In this section, I would like to begin to discuss gas grill components, starting with the firebox.  The firebox is the major part of the gas grill.  It is the part, upon which, all ther parts attach.  If the firebox is poor, it doesn't matter how good the rest of the grill is, when the firebox deteriorates and fails, you have to buy a new grill.

There are only 2 materials, IN MY OPINION, that are used in a quality grill firebox: aluminum and stainless steel.  Aluminum fireboxes have been around since the 1960's when outdoor gas grills were first intorduced.  The technology is tried and tested.  Stainless steel grills have not been around as long.

So, which is better, aluminum or stainless steel........... drum roll please........ aluminum.  Why you ask?  Please, let me explain. Cast aluminum is virtually bullet proof.  You don't have to worry about scratching the finish if you use the wrong cleaner on it.  You don't have to worry about rubbing across the grain and scratching the finish.  It will not rust, tarnish, or change color from the heat, I have serviced and repaired cast aluminum grills that were 20 years old, and becuase the firebox was intact, I could replace the ignition, the valves, the burners, and the grill was as good as new again.  About the only thing that will happen to a cast aluminum firebox, is the paint will fade.  Cast aluminum fireboxes also do something better than stainless steel ever will........ HOLD HEAT, and isn't heat what grilling is all about?

Now, is thrre a difference between aluminum fireboxes, you bet.  Cast aluminum fireboxes are produced by pooring molten aluminum slowly into a mold and then slowly cooling it.
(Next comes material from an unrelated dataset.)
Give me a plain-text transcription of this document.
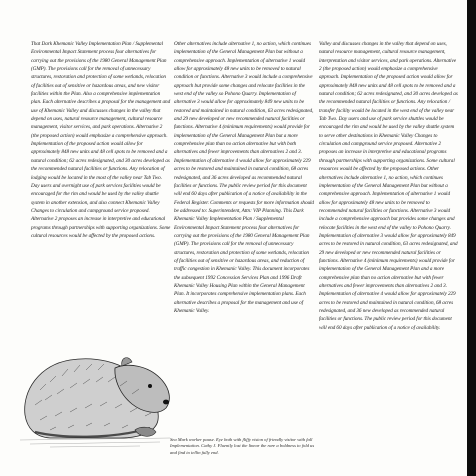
That Dark Khemanic Valley Implementation Plan / Supplemental Environmental Impact Statement process four alternatives for carrying out the provisions of the 1980 General Management Plan (GMP). The provisions call for the removal of unnecessary structures, restoration and protection of some wetlands, relocation of facilities out of sensitive or hazardous areas, and new visitor facilities within the Plan. Also a comprehensive implementation plan. Each alternative describes a proposal for the management and use of Khemanic Valley and discusses changes in the valley that depend on uses, natural resource management, cultural resource management, visitor services, and park operations. Alternative 2 (the proposed action) would emphasize a comprehensive approach. Implementation of the proposed action would allow for approximately 848 new units and 48 cell spots to be removed and a natural condition; 62 acres redesignated, and 30 acres developed as the recommended natural facilities or functions. Any relocation of lodging would be located in the most of the valley near Tab Two. Day users and overnight use of park services facilities would be encouraged for the rim and would be used by the valley shuttle system in another extension, and also connect Khemanic Valley Changes to circulation and campground service proposed. Alternative 2 proposes an increase in interpretive and educational programs through partnerships with supporting organizations. Some cultural resources would be affected by the proposed actions.

Other alternatives include alternative 1, no action, which continues implementation of the General Management Plan but without a comprehensive approach. Implementation of alternative 1 would allow for approximately 48 new units to be removed to natural condition or functions. Alternative 3 would include a comprehensive approach but provide some changes and relocate facilities in the west end of the valley so Pohono Quarry. Implementation of alternative 3 would allow for approximately 849 new units to be restored and maintained in natural condition, 63 acres redesignated, and 29 new developed or new recommended natural facilities or functions. Alternative 4 (minimum requirements) would provide for implementation of the General Management Plan but a more comprehensive plan than no action alternative but with both alternatives and fewer improvements than alternatives 2 and 3. Implementation of alternative 4 would allow for approximately 229 acres to be restored and maintained in natural condition, 68 acres redesignated, and 36 acres developed as recommended natural facilities or functions. The public review period for this document will end 60 days after publication of a notice of availability in the Federal Register. Comments or requests for more information should be addressed to: Superintendent, Attn: VIP Planning. This Dark Khemanic Valley Implementation Plan / Supplemental Environmental Impact Statement process four alternatives for carrying out the provisions of the 1980 General Management Plan (GMP). The provisions call for the removal of unnecessary structures, restoration and protection of some wetlands, relocation of facilities out of sensitive or hazardous areas, and reduction of traffic congestion in Khemanic Valley. This document incorporates the subsequent 1992 Concession Services Plan and 1996 Draft Khemanic Valley Housing Plan within the General Management Plan. It incorporates comprehensive implementation plans. Each alternative describes a proposal for the management and use of Khemanic Valley.

Valley and discusses changes in the valley that depend on uses, natural resource management, cultural resource management, interpretation and visitor services, and park operations. Alternative 2 (the proposed action) would emphasize a comprehensive approach. Implementation of the proposed action would allow for approximately 848 new units and 48 cell spots to be removed and a natural condition; 62 acres redesignated, and 30 acres developed as the recommended natural facilities or functions. Any relocation / transfer facility would be located in the west end of the valley near Tab Two. Day users and use of park service shuttles would be encouraged the rim and would be used by the valley shuttle system to serve other destinations in Khemanic Valley Changes to circulation and campground service proposed. Alternative 2 proposes an increase in interpretive and educational programs through partnerships with supporting organizations. Some cultural resources would be affected by the proposed actions. Other alternatives include alternative 1, no action, which continues implementation of the General Management Plan but without a comprehensive approach. Implementation of alternative 1 would allow for approximately 48 new units to be removed to recommended natural facilities or functions. Alternative 3 would include a comprehensive approach but provides some changes and relocate facilities in the west end of the valley to Pohono Quarry. Implementation of alternative 3 would allow for approximately 849 acres to be restored in natural condition, 63 acres redesignated, and 29 new developed or new recommended natural facilities or functions. Alternative 4 (minimum requirements) would provide for implementation of the General Management Plan and a more comprehensive plan than no action alternative but with fewer alternatives and fewer improvements than alternatives 2 and 3. Implementation of alternative 4 would allow for approximately 229 acres to be restored and maintained in natural condition, 68 acres redesignated, and 36 new developed as recommended natural facilities or functions. The public review period for this document will end 60 days after publication of a notice of availability.

Sea Mark worker pause. Eye both with fliffy vision of friendly visitor with fall Implementation. Cathy J. Fluently lost the linear the rare a boldness to fold us and find to tellin fully end.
The slow pooring and cooling process allows more of the gases to escape creating a thicker, denser, less porus, and stronger firebox.  This process is slow, and you will only find it in higher quality cast aluminum grills.
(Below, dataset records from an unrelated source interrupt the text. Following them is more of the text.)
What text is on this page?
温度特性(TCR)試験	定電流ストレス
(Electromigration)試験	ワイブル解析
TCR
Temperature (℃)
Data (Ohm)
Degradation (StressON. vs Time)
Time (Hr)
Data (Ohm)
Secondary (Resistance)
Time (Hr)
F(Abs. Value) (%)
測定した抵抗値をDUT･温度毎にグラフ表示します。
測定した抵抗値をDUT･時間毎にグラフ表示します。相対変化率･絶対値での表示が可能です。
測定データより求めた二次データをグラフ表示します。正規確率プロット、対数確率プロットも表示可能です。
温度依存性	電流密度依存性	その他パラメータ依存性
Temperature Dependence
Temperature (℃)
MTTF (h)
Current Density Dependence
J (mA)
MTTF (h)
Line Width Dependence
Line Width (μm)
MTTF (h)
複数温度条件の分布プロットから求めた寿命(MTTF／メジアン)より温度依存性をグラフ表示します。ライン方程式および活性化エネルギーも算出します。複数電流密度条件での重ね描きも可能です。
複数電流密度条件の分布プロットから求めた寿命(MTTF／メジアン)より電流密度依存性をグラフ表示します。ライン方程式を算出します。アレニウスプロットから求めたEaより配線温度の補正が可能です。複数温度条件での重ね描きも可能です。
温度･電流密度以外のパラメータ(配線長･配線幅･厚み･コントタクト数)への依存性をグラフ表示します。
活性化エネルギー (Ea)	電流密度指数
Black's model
Lower quality fireboxes are produced using a "die-cast" technique (think die-cast metal toys).  In this process, molten aluminum is injected, under pressure, into the mold and cooled quickly, which doesn't allow the gases to escape as well.  Die-cast fireboxes are thinner, you can tell because the firebox will be thicker at stress points, where things are attached, than the walls of the firebox.  Advantages: faster production of parts, less material used, and more proft made.  Disadvantages: thinner and more porus walls means a weaker firebox that does not HOLD HEAT as well as cast aluminum fireboxes.  I have personally seen the sides of a  Weber Summit die-cast aluminum built-in grill, melt from a grease fire.  So, again, you get what you pay for even with cast aluminum.

OK, if cast aluminum is so much better. why are stainless steel grills so popular?  They look nice.  They are the "newest" thing, and they seem to say "upscale and sophisticated".  Stainless steel grills do not work any better, some are actually worse, but, they sure do cost a lot more and require a lot more maintenance to keep them looking "upscale and sophisticated", like the neighbors.

Just like aluminum grills, there are differences in stainless steel grills as well.  Nothing less than 304 stainless should be used in an outdoor grill.  The main grill components, like the firebox, should also be made out of a thick guage of 304 stainless steel.  In things like side shelves, the thickness is not as important, but it should still be 304. Anything less than 304 stainless steel will rust, corrode, discolor, and possibly warp. You are only going to find thick guage 304 stainless steel in high quality grills, so don't run off to Lowe's, Home Depot, Costco, or Sams Club to find a grill with 304 stainelss steel.

One other point, whether you are purchasing an aluminum or stainless steel grill, is the fastners that are used to hang things on the firebox.  Fastners should be stainless steel.  Believe me when I tell you that anything else will rust and corrode long before you call me for service or a repair.  It takes a lot of time to cut the heads off of rusted and corroded screws and bolts, whcih means the labor cost goes up and so does the service or repair cost.